# Hello from Aurora



## bigHUN (Aug 3, 2022)

I've been in metal fabrications since '82, have seen places and processes good and bad and impressive.
Semi-retired this year from new products development = CAD engineering, with lot of hobby's around my neck, trying not to get bored and so far no complains.
Entered to this Forum just to say HI to all, and maybe we can figure something new and exciting together .


----------



## YYCHM (Aug 3, 2022)

Welcome from Calgary.


----------



## whydontu (Aug 3, 2022)

Welcome from Vancouver!


----------



## PaulL (Aug 3, 2022)

And welcome from Victoria!


----------



## Doggggboy (Aug 3, 2022)

Welcome from Saskatchewan.
"Hobbies around my neck" is one of the best descriptions I've ever heard.


----------



## jcdammeyer (Aug 3, 2022)

Welcome from Victoria.


----------



## 6.5 Fan (Aug 3, 2022)

Welcome from SK.


----------



## thestelster (Aug 3, 2022)

Hey!!  From Keswick.


----------



## Tecnico (Aug 4, 2022)

Hello back & welcome aboard from another designer, this one near Halifax.
Your description of hobbies around the neck is great, I'm working at crossing things off my list as well and enjoying it!

D


----------



## Canadium (Aug 4, 2022)

Hello from Hamilton ON!


----------



## LenVW (Aug 4, 2022)

Welcome . . . 
I apprenticed as a machinist in the 1980s, but I soon found out that I wanted to do more.

I went back to school for Machinery Design and spent co-op work-terms at Kellogg’s Engineering in London, Ontario.
Following the completion of Project 2000, I was recruited by a company in the farmland North of London and designed some patented machinery for a corrugated HDPE pipe company.
At the same time I graduated from a four year course at the Ivey Business School at nights.

Technology transfers from Norway, MRPII & PLM software implementations and capital machinery projects have made forty years seem like a blur !!

These CHMW guys come from all types of backgrounds.


----------



## Mcgyver (Aug 4, 2022)

Welcome, I went to G W Williams so have an affinity toward Aurora-ites.....although its sure changed quite a bit in 40+ years.  A study in paving over a country side of rolling farmland lol.

Please do show us what you are working on the these days.

Mike


----------



## Chip Maker (Aug 4, 2022)

Welcome from Peterborough Ont.! Moved here from Aurora after retiring!


----------



## Susquatch (Aug 5, 2022)

bigHUN said:


> Entered to this Forum just to say HI to all, and maybe we can figure something new and exciting together .



You can count on it!

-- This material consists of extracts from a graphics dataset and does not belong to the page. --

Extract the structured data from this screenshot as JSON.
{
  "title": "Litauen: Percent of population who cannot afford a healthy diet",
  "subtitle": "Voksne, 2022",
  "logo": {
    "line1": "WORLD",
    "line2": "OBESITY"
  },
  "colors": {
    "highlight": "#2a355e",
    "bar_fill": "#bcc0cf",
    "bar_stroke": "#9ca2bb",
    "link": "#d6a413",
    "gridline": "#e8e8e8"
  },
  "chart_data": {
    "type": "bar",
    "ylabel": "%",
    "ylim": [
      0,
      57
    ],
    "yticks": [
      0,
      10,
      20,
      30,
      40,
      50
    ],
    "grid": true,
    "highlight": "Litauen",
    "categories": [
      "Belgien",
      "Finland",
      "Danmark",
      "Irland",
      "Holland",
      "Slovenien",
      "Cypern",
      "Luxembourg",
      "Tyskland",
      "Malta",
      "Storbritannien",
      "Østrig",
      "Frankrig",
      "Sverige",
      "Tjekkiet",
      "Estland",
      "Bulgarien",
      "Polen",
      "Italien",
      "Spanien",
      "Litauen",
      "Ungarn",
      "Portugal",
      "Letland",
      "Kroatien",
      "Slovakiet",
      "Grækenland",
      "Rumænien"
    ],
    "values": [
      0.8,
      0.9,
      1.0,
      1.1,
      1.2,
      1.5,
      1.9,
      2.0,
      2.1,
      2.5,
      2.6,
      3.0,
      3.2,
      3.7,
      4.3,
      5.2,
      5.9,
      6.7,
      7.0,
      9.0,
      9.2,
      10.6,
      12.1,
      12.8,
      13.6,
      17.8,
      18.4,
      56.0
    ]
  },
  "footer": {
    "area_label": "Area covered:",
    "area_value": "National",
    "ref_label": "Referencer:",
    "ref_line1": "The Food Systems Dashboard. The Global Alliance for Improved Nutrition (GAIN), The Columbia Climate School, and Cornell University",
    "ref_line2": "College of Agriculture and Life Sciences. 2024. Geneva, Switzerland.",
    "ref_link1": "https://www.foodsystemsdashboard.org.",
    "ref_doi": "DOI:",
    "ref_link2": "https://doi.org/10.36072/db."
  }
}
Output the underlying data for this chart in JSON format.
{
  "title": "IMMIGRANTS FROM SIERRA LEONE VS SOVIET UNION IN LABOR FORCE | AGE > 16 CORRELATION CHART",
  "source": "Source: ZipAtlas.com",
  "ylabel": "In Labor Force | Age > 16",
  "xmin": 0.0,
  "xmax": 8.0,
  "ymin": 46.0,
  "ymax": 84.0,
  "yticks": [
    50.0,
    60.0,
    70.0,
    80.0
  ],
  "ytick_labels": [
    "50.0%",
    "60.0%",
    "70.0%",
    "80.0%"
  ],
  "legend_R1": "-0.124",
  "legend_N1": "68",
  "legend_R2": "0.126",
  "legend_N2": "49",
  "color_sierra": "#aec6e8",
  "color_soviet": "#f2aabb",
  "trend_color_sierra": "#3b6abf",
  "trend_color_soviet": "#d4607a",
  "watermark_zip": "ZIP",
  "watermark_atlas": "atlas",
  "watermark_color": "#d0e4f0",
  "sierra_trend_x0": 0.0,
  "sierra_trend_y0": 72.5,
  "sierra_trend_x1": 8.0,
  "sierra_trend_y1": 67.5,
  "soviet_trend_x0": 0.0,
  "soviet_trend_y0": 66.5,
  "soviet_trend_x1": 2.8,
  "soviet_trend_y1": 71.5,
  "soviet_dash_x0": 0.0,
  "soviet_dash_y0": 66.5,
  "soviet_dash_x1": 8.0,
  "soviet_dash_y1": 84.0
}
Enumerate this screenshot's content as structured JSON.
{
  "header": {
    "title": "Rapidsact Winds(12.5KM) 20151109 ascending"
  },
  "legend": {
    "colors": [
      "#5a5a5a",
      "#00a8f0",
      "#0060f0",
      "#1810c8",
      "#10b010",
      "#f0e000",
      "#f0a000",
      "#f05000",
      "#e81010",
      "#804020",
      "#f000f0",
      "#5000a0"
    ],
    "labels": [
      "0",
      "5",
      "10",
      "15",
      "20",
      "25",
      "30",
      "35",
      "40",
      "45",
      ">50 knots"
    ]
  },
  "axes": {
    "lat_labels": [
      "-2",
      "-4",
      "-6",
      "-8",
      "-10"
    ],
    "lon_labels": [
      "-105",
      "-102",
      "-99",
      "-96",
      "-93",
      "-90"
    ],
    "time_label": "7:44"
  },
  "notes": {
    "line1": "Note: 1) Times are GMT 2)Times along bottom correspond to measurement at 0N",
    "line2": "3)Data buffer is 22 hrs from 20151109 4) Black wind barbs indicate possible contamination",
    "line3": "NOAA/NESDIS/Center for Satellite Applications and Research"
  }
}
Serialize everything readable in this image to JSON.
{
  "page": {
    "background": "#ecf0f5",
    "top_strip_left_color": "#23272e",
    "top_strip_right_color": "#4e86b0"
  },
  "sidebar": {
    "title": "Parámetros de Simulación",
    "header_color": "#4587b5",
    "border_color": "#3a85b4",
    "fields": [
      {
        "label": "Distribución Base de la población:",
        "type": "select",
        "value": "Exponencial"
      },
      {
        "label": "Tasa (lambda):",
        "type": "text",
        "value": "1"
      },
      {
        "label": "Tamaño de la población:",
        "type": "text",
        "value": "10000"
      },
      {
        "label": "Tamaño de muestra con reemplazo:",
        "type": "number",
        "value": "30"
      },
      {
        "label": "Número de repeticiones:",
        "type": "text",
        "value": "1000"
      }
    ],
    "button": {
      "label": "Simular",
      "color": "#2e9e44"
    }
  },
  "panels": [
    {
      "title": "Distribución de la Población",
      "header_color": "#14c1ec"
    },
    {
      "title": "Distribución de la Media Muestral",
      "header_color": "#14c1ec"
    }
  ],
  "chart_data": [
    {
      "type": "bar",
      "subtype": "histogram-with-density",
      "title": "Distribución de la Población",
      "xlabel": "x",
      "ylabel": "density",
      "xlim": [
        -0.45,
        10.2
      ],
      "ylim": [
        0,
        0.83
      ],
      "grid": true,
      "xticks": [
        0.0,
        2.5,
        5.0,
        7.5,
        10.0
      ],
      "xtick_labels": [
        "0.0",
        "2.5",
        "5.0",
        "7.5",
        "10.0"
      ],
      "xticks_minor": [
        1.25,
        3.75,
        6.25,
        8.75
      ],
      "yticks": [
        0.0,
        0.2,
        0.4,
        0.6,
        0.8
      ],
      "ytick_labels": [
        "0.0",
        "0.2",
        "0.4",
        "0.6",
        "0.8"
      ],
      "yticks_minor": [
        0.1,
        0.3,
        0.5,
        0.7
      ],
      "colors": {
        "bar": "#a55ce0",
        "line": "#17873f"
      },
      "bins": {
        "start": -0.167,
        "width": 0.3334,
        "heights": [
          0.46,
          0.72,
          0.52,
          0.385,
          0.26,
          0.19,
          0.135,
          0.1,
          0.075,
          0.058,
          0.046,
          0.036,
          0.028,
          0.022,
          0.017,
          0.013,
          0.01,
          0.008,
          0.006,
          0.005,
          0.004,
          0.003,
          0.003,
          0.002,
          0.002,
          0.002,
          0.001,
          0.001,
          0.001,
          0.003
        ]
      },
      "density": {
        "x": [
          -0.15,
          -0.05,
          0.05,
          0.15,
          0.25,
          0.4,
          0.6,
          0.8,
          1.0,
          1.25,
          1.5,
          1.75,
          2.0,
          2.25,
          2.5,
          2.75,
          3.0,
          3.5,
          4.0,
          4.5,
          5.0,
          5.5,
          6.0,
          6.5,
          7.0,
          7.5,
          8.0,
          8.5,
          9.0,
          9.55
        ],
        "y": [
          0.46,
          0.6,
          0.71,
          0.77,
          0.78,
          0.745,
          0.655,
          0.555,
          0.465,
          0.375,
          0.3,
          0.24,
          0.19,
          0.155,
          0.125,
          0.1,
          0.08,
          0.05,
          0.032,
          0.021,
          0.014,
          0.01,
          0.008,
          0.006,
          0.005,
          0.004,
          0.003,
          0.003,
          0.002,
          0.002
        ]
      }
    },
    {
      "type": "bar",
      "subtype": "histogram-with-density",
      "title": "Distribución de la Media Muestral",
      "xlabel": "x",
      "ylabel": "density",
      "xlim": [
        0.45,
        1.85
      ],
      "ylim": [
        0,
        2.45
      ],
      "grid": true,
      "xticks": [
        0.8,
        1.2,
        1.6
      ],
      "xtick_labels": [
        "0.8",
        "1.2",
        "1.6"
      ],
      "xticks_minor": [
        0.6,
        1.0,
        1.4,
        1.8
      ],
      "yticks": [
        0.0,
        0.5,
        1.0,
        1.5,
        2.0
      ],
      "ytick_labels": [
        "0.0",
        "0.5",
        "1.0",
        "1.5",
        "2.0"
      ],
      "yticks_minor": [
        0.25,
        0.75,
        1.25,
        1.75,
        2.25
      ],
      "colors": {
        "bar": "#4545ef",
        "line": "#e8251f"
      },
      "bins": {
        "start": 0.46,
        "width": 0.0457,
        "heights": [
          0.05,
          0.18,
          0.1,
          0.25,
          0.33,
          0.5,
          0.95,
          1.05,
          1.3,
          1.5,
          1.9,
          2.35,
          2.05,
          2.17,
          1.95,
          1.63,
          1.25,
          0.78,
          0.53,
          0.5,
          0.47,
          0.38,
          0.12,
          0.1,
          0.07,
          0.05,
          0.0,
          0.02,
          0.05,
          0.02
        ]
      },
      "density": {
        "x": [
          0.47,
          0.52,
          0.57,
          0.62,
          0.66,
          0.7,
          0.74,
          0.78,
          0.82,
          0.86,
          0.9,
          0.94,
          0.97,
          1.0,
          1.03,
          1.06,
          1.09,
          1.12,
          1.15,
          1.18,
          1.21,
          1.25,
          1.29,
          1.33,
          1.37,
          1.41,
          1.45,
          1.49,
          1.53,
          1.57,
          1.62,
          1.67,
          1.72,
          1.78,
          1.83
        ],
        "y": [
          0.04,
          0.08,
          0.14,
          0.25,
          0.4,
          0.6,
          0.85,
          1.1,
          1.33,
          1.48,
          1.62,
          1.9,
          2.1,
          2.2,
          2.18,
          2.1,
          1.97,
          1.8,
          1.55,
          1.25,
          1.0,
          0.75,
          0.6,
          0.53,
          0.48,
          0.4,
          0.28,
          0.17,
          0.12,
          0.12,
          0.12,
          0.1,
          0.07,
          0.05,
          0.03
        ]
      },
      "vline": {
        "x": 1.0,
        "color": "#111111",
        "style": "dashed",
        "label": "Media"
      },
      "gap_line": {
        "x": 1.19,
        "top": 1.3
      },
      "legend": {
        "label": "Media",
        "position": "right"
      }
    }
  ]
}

We all LOVE to keep other members busy and we all LOVE to help them spend their money!

Welcome from farm country south of Chatham Ontario.

If you spend a bit of time checking out the different forum sections, you will get ideas. Lots Of Ideas..... TOO MANY IDEAS..... LOL!

We also have fun here.

I've been retired for 15 years now and my projects to do list has been growing exponentially faster than my completions ever since I joined. God willing, I'll die with a smile on my face making something. Hopefully babies...   But a nice quill dro for my mill, or a simple tramming tool, or a rotary table indexing system will do too.

Lots of great people on here. Made many new friends. Lots of laughs. Learned a crap load of new things. Made some really cool stuff. Ya, retirement is good. I like this forum.

Welcome!


----------



## 140mower (Aug 5, 2022)

Welcome from Lillooet BC. .
Mostly I just make mistakes, but once in a while a usable trinket rolls out of the shop...... The fun is in the trying, 'cause without that, the grey matter upstairs starts taking days off........


----------



## David_R8 (Aug 5, 2022)

Another welcome from Victoria!


----------